Here, the defendant established its prima facie entitlement to judgment as a matter of law through, inter alia, the detailed affirmation of its expert neurologist. The defendant's expert opined, based upon his knowledge and training as well as his review of the plaintiff's medical records and the relevant deposition testimony, that the evaluation, care, and treatment rendered to the plaintiff by the defendant were in accordance with the accepted standards of care, that TPA was not indicated and would not have prevented the progression of the plaintiff's evolving stroke or eventual left-sided paralysis, and that there were no departures in the standards of care rendered by the defendant that caused or contributed to the plaintiff's injuries (see Choida v Schirripa, 188 AD3d 978, 980; Boltyansky v New York Community Hosp., 175 AD3d 1478, 1478).

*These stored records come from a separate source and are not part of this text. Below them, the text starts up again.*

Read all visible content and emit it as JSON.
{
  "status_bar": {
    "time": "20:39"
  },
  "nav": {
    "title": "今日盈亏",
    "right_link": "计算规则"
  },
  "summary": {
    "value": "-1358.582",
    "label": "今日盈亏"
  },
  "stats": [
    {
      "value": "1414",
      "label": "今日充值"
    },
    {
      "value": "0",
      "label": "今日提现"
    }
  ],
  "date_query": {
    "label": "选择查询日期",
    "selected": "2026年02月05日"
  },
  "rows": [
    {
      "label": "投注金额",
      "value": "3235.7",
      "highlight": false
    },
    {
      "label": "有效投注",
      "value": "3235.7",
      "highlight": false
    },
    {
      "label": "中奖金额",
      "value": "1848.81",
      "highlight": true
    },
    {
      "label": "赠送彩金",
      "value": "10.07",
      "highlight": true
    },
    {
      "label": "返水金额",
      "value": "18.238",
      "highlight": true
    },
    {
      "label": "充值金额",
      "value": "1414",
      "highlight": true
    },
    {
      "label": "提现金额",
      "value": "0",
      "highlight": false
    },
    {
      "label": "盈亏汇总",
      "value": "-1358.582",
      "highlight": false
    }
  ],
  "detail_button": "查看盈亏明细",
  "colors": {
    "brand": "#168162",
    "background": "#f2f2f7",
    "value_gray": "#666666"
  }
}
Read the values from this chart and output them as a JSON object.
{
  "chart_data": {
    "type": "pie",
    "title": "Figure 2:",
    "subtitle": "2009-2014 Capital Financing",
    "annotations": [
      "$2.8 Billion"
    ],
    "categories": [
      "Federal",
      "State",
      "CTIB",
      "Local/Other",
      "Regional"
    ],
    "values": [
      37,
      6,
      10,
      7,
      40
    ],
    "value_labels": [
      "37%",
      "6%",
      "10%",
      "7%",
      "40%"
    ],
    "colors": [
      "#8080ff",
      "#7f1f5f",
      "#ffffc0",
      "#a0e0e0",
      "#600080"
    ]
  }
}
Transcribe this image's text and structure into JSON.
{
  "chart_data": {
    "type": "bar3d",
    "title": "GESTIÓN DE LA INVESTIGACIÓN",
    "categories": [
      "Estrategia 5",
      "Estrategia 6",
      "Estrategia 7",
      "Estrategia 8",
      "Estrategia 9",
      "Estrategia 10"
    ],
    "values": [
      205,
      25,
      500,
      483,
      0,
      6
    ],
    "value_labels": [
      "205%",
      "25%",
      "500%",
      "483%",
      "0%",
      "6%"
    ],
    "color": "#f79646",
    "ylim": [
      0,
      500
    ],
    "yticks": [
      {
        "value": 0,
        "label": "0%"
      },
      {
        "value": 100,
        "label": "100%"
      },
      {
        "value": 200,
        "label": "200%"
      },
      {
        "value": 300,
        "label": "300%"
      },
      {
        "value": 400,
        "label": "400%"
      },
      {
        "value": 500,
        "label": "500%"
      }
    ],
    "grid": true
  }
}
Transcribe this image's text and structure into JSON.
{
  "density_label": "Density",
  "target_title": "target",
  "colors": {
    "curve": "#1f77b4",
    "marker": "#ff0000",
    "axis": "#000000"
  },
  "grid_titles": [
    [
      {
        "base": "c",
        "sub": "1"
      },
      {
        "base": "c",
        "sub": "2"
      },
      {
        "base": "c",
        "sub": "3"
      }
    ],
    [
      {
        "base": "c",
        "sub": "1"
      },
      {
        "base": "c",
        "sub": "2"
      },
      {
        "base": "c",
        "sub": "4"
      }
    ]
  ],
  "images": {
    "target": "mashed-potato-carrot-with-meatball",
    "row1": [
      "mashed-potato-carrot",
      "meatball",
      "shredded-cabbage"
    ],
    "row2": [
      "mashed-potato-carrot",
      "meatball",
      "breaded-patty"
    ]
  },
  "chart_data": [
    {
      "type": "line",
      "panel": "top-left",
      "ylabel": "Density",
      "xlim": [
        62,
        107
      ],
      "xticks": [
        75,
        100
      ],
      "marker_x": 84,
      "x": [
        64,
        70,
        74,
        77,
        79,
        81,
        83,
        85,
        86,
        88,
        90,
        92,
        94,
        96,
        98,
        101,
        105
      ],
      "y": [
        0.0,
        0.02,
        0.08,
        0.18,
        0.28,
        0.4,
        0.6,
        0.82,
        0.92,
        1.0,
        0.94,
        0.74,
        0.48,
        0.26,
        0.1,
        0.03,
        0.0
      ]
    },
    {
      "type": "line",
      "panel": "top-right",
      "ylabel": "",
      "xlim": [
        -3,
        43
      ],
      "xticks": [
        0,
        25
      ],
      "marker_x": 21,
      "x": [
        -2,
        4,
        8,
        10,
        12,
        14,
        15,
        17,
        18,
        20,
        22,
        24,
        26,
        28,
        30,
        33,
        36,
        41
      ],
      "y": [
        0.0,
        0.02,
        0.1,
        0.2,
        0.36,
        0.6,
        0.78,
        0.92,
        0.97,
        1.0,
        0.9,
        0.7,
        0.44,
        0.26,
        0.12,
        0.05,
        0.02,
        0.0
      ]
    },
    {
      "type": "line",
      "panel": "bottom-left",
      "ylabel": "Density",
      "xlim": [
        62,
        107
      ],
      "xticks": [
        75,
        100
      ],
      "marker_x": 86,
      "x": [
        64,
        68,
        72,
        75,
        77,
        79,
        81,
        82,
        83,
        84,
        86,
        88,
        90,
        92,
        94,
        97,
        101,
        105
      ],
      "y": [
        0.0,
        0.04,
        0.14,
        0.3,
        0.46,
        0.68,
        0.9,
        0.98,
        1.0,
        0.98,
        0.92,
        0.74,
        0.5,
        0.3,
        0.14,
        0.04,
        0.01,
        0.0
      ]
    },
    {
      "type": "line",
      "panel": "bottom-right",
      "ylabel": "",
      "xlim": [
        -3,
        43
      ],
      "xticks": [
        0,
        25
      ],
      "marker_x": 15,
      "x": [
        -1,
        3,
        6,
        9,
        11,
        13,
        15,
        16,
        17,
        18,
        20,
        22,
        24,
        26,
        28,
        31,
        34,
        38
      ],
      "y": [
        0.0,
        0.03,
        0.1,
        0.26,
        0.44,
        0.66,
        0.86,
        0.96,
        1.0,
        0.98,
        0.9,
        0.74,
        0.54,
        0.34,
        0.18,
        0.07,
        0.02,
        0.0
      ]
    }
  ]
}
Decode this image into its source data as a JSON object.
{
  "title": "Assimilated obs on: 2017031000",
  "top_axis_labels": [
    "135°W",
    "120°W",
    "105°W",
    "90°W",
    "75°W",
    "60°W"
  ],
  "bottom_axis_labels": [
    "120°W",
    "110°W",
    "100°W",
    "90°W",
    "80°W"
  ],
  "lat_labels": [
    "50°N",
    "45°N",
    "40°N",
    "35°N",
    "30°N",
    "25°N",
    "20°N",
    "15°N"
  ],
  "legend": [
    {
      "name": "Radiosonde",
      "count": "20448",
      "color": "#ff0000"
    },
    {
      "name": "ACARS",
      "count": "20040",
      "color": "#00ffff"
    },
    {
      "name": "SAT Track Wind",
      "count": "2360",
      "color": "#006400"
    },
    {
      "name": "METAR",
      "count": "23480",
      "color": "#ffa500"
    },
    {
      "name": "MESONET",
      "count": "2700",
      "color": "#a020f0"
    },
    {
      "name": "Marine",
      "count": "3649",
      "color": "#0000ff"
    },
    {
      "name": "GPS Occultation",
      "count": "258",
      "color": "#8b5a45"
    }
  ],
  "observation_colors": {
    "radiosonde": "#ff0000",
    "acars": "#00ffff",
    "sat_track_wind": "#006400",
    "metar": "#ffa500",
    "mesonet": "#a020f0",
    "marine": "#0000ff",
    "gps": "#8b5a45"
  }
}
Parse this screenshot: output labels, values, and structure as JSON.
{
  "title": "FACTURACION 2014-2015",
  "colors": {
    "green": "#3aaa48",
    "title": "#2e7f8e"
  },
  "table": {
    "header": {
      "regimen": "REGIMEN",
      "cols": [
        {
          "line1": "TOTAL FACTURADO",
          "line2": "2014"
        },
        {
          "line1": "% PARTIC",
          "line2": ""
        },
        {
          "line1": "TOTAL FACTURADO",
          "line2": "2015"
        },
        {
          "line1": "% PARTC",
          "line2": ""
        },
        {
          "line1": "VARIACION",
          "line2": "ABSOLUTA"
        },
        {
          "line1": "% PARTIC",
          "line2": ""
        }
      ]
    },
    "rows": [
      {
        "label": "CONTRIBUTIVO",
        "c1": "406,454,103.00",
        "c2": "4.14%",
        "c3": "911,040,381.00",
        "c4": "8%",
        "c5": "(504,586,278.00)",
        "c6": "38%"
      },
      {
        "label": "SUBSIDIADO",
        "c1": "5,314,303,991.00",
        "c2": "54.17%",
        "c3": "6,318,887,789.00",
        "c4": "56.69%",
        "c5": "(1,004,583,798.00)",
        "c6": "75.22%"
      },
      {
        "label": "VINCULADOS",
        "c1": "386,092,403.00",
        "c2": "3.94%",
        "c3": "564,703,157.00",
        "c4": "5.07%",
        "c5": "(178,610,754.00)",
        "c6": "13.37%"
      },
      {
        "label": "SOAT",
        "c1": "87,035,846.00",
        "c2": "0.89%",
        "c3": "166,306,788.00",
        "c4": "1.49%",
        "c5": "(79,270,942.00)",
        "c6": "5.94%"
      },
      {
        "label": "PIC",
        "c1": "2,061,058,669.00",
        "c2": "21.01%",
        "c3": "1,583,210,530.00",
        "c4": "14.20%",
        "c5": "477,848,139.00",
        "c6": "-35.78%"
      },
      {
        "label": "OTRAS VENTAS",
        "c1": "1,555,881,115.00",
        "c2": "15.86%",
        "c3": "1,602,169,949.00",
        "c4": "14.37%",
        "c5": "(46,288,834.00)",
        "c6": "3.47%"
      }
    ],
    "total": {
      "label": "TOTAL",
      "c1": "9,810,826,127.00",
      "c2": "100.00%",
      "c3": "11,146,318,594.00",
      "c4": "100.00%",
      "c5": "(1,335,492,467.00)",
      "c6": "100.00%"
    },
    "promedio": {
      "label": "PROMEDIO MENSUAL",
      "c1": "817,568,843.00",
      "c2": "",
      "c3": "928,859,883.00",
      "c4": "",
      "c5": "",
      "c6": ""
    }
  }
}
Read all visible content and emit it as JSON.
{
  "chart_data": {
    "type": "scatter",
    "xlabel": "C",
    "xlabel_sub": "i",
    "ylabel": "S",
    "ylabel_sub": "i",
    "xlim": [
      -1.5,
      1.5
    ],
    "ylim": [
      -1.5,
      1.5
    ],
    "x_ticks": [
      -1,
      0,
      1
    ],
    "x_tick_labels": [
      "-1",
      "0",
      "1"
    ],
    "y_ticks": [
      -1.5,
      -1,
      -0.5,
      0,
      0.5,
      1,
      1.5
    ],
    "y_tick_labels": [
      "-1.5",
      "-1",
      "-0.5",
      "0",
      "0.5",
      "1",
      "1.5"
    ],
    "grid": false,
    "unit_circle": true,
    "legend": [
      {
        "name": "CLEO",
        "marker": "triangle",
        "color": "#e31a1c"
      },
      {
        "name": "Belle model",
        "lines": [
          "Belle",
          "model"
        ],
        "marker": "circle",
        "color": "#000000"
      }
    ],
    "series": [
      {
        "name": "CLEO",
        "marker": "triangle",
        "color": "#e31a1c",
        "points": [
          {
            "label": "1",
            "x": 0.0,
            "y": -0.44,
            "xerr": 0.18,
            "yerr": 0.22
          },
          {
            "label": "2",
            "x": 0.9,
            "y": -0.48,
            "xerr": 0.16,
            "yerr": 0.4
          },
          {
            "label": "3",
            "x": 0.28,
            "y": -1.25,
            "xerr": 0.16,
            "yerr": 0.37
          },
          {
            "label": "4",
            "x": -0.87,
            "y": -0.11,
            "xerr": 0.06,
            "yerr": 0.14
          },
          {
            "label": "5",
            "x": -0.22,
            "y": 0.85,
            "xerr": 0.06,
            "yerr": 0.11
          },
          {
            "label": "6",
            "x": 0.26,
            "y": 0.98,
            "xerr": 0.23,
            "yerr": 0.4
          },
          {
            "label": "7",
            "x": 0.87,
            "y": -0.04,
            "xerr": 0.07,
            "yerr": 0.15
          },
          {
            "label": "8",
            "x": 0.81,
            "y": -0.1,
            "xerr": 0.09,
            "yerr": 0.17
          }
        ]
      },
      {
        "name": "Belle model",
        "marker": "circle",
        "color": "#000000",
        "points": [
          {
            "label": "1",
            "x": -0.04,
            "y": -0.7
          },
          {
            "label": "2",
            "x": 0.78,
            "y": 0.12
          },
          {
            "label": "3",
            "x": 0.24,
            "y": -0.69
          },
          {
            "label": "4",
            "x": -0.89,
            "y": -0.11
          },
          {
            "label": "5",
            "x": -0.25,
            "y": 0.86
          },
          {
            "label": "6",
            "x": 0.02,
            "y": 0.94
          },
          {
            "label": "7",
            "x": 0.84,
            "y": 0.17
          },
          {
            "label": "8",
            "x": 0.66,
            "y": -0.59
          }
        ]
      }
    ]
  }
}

In opposition, the plaintiff failed to raise a triable issue of fact. The affirmation of the plaintiff's expert, a physician with training in emergency medicine, lacked probative value as it failed to specify that the expert had any specific training or expertise in neurology or in the diagnosis and treatment of strokes, or how she became familiar with the applicable standards of care (see Korszun v Winthrop Univ. Hosp., 172 AD3d at 1345; DiLorenzo v Zaso, 148 AD3d at 1112). Moreover, the plaintiff's expert failed to rebut the opinions of the defendant's expert or articulate how the defendant's alleged deviations from the accepted standard of care were a proximate cause of the plaintiff's injuries (see Messeroux v Maimonides Med. Ctr., 181 AD3d 583, 585; Boltyansky v New York Community Hosp., 175 AD3d at 1478).
RIVERA, J.P., DUFFY, IANNACCI and WOOTEN, JJ., concur.